FAQs

Store both G-actin and F-actin solutions on ice (0 °C). Avoid storage in a refrigerator (> +4 °C) or freezer (< −20 °C) for working solutions.

G-actin: typically stable for ~1 week on ice. Older solutions may remain polymerizable, but can accumulate nuclei/oligomers that change polymerization kinetics—therefore not recommended for kinetic measurements. If sterile (bacteria-free), they can still be suitable for certain endpoint F-actin assays (e.g., spin-down).

F-actin: generally more stable. Filaments can be stored on ice for 2 weeks or longer if bacterial growth is prevented. For longer storage, refresh ATP periodically; a practical approach is adding 0.2 mM ATP (pH 7.4) weekly.
 

Use ultrapure, 0.2 µm-filtered water for reconstitution and minimize bacterial introduction—actin buffers typically contain ATP, which supports bacterial growth.

When supplied freeze-dried, the actin solution is sterile-filtered prior to lyophilization (0.2 µm). Maintain sterility after opening, keep solutions on ice, and avoid repeated warming cycles.
 

G-actin (monomeric actin) polymerizes under physiological buffer conditions to form F-actin. Polymerization is coupled to ATP hydrolysis and produces a double-helical filament with intrinsic polarity.

In vitro, filaments grow from both ends at different rates: the fast-growing plus end and the slow-growing minus end. Polymerization depends on monomer concentration and solvent conditions.
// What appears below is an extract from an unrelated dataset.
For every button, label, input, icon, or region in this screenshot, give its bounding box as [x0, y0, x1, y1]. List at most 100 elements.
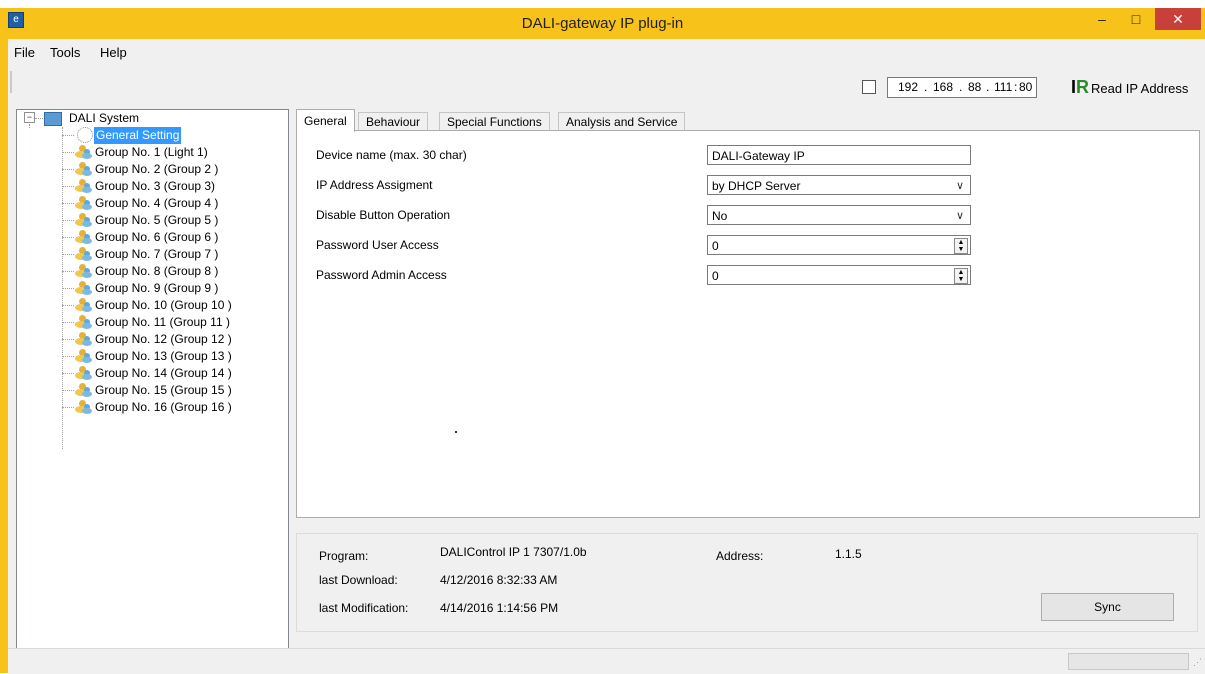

Below the critical concentration (Cc), actin does not polymerize. Above Cc, polymerization proceeds until free monomer approaches the Cc defined by filament ends. Note: actin isoforms can have different Cc values.
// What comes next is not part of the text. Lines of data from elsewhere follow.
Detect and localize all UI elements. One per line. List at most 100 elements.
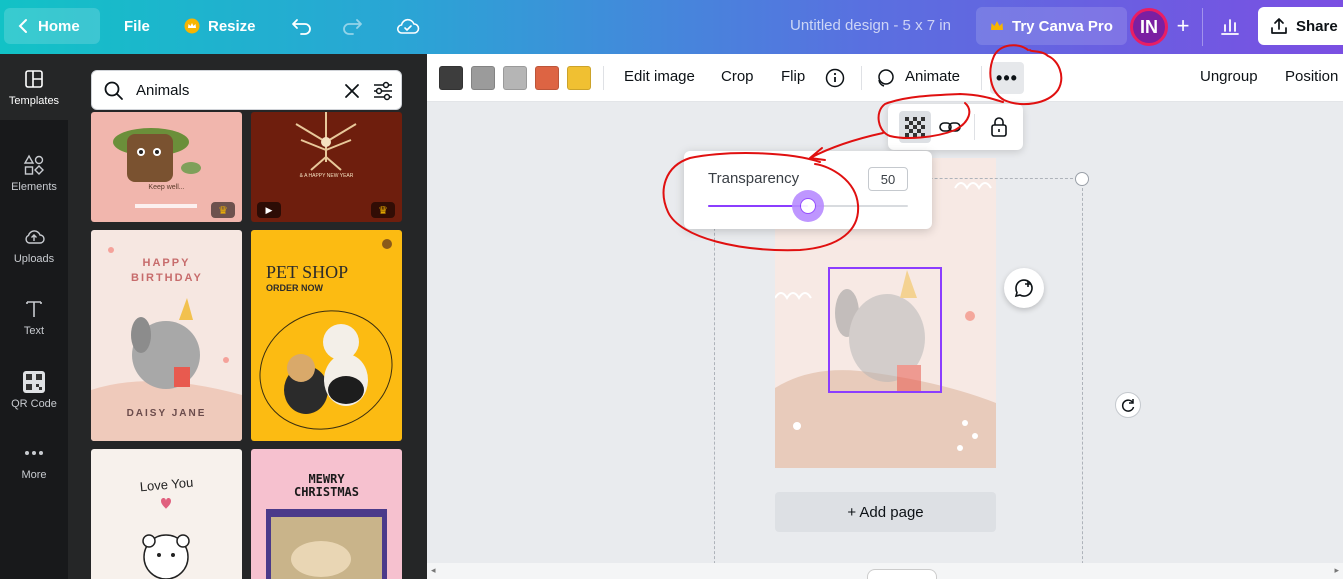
crown-icon <box>991 21 1003 30</box>
template-thumbnail[interactable]: PET SHOP ORDER NOW <box>251 230 402 441</box>
transparency-slider[interactable] <box>708 190 908 222</box>
premium-crown-icon: ♛ <box>211 202 235 218</box>
invite-button[interactable]: + <box>1168 8 1198 44</box>
position-button[interactable]: Position <box>1285 68 1338 85</box>
try-pro-label: Try Canva Pro <box>1012 17 1113 35</box>
template-thumbnail[interactable]: HAPPY BIRTHDAY DAISY JANE <box>91 230 242 441</box>
undo-icon <box>292 19 311 35</box>
transparency-checker-icon <box>905 117 925 137</box>
file-menu-button[interactable]: File <box>112 8 162 44</box>
clear-search-icon[interactable] <box>342 81 362 101</box>
resize-handle[interactable] <box>1075 172 1089 186</box>
pet-shop-photo <box>259 239 393 430</box>
scroll-right-icon[interactable]: ▸ <box>1334 565 1339 576</box>
elements-icon <box>23 154 44 175</box>
search-icon <box>104 81 123 100</box>
rail-label-more: More <box>21 468 47 481</box>
scroll-left-icon[interactable]: ◂ <box>431 565 436 576</box>
left-rail: Templates Elements Uploads Text QR Code … <box>0 54 68 579</box>
more-options-button[interactable]: ••• <box>990 62 1024 94</box>
edit-image-button[interactable]: Edit image <box>624 68 695 85</box>
rail-label-templates: Templates <box>8 94 60 107</box>
context-toolbar: Edit image Crop Flip Animate ••• Ungroup… <box>427 54 1343 102</box>
template-thumbnail[interactable]: & A HAPPY NEW YEAR ▶ ♛ <box>251 112 402 222</box>
ungroup-button[interactable]: Ungroup <box>1200 68 1258 85</box>
template-name: DAISY JANE <box>126 408 207 419</box>
template-thumbnail[interactable]: Love You <box>91 449 242 579</box>
rail-item-more[interactable]: More <box>0 428 68 494</box>
resize-button[interactable]: Resize <box>172 8 268 44</box>
templates-panel: Keep well... ♛ & A HAPPY NEW YEAR ▶ ♛ HA… <box>68 54 427 579</box>
toolbar-divider <box>861 66 862 90</box>
redo-button[interactable] <box>334 8 370 44</box>
unlock-icon <box>991 117 1007 137</box>
rotate-icon <box>1121 399 1135 412</box>
color-swatch[interactable] <box>567 66 591 90</box>
link-icon <box>939 122 961 132</box>
user-avatar[interactable]: IN <box>1130 8 1168 46</box>
scrollbar-thumb[interactable] <box>867 569 937 579</box>
comment-plus-icon <box>1014 279 1033 298</box>
save-status-button[interactable] <box>390 8 426 44</box>
templates-icon <box>25 69 43 88</box>
template-text: & A HAPPY NEW YEAR <box>299 173 354 179</box>
try-canva-pro-button[interactable]: Try Canva Pro <box>976 7 1127 45</box>
christmas-kitten-photo <box>266 509 387 579</box>
flip-button[interactable]: Flip <box>781 68 805 85</box>
lock-button[interactable] <box>983 111 1015 143</box>
file-label: File <box>124 17 150 35</box>
color-swatch[interactable] <box>439 66 463 90</box>
transparency-value: 50 <box>880 171 896 187</box>
crop-button[interactable]: Crop <box>721 68 754 85</box>
transparency-label: Transparency <box>708 170 800 187</box>
qr-code-icon <box>23 370 45 393</box>
animate-button[interactable]: Animate <box>905 68 960 85</box>
premium-crown-icon: ♛ <box>371 202 395 218</box>
add-page-button[interactable]: + Add page <box>775 492 996 532</box>
uploads-icon <box>25 229 45 244</box>
more-horizontal-icon: ••• <box>996 67 1018 88</box>
rail-item-elements[interactable]: Elements <box>0 140 68 206</box>
bar-chart-icon <box>1221 19 1239 35</box>
document-title[interactable]: Untitled design - 5 x 7 in <box>790 17 951 34</box>
crown-icon <box>184 18 200 34</box>
template-thumbnail[interactable]: Keep well... ♛ <box>91 112 242 222</box>
search-input[interactable] <box>136 80 336 100</box>
filter-icon[interactable] <box>372 80 394 102</box>
info-icon[interactable] <box>825 68 845 88</box>
top-bar: Home File Resize Untitled design - 5 x 7… <box>0 0 1343 54</box>
undo-button[interactable] <box>284 8 320 44</box>
transparency-popover: Transparency 50 <box>684 151 932 229</box>
link-button[interactable] <box>934 111 966 143</box>
color-swatch[interactable] <box>503 66 527 90</box>
home-button[interactable]: Home <box>4 8 100 44</box>
share-button[interactable]: Share <box>1258 7 1343 45</box>
add-comment-button[interactable] <box>1004 268 1044 308</box>
bear-heart-illustration <box>142 498 190 579</box>
redo-icon <box>343 19 362 35</box>
transparency-button[interactable] <box>899 111 931 143</box>
selected-element-outline[interactable] <box>828 267 942 393</box>
add-page-label: + Add page <box>847 503 924 521</box>
cloud-check-icon <box>396 18 420 34</box>
template-thumbnail[interactable]: MEWRY CHRISTMAS <box>251 449 402 579</box>
slider-thumb[interactable] <box>792 190 824 222</box>
template-text: Keep well... <box>148 184 185 191</box>
rail-item-uploads[interactable]: Uploads <box>0 212 68 278</box>
color-swatch[interactable] <box>471 66 495 90</box>
transparency-value-input[interactable]: 50 <box>868 167 908 191</box>
menu-divider <box>974 114 975 140</box>
rail-item-templates[interactable]: Templates <box>0 54 68 120</box>
rail-label-uploads: Uploads <box>13 252 55 265</box>
rail-item-qr-code[interactable]: QR Code <box>0 357 68 423</box>
rotate-handle[interactable] <box>1115 392 1141 418</box>
animate-icon <box>878 69 894 87</box>
rail-label-elements: Elements <box>11 180 57 193</box>
video-play-icon: ▶ <box>257 202 281 218</box>
text-icon <box>26 300 42 317</box>
insights-button[interactable] <box>1212 8 1248 44</box>
rail-item-text[interactable]: Text <box>0 284 68 350</box>
color-swatch[interactable] <box>535 66 559 90</box>
horizontal-scrollbar[interactable]: ◂ ▸ <box>427 563 1343 579</box>
home-label: Home <box>38 17 80 35</box>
If you need a monomeric G-actin starting state (e.g., for kinetics), remove nuclei/oligomers by either ultracentrifugation or gel filtration.

F-actin can be pelleted by ultracentrifugation at ~100,000×g for 3 hours at approximately 15 °C. At lower temperature, Cc increases, which can raise free monomer levels; moderate temperature can improve filament yield in some workflows.
 

Actin treadmilling is a steady state where a filament adds subunits at the plus end while losing subunits at the minus end, driven by different critical concentrations at the two ends and ATP/ADP-state changes in filament subunits.

Mechanistically, treadmilling arises because plus and minus ends have different association/dissociation kinetics. ATP-actin incorporation is followed by ATP hydrolysis and phosphate release within the filament, which shifts stability and favors dissociation of older subunits (often enriched toward the minus end).

Why it matters: Even if a filament looks “stable” in bulk, treadmilling can create continuous subunit flux. This affects quantitative interpretation in kinetics assays, filament-length distributions, and comparisons across buffer conditions and actin isoforms.
 

Actin assembly is highly buffer-dependent: changes in ionic strength and divalent cations (Mg²⁺/Ca²⁺) shift polymerization kinetics and the critical concentration, which alters filament number and length distributions.

In vitro, the balance between monomer association and dissociation at filament ends depends on electrostatics (salt), specific cation interactions, and the actin nucleotide state. As a result, the same nominal actin concentration can produce very different filament populations when salts/cations differ.

Actin turnover is driven by regulated disassembly pathways; the ADF/cofilin family is a key factor that promotes actin network turnover, supporting rapid remodeling of the cytoskeleton.

In cells, filament disassembly is controlled by multiple actin-binding proteins and depends on network architecture, nucleotide state, and associated factors. ADF/cofilin proteins are widely described as central components of the machinery that accelerates actin network turnover to sustain dynamics.

Experimental note: When interpreting perturbations (e.g., drugs or ABPs), distinguish effects on monomer availability, nucleation, elongation, severing, and end-capping—different mechanisms can yield similar bulk readouts.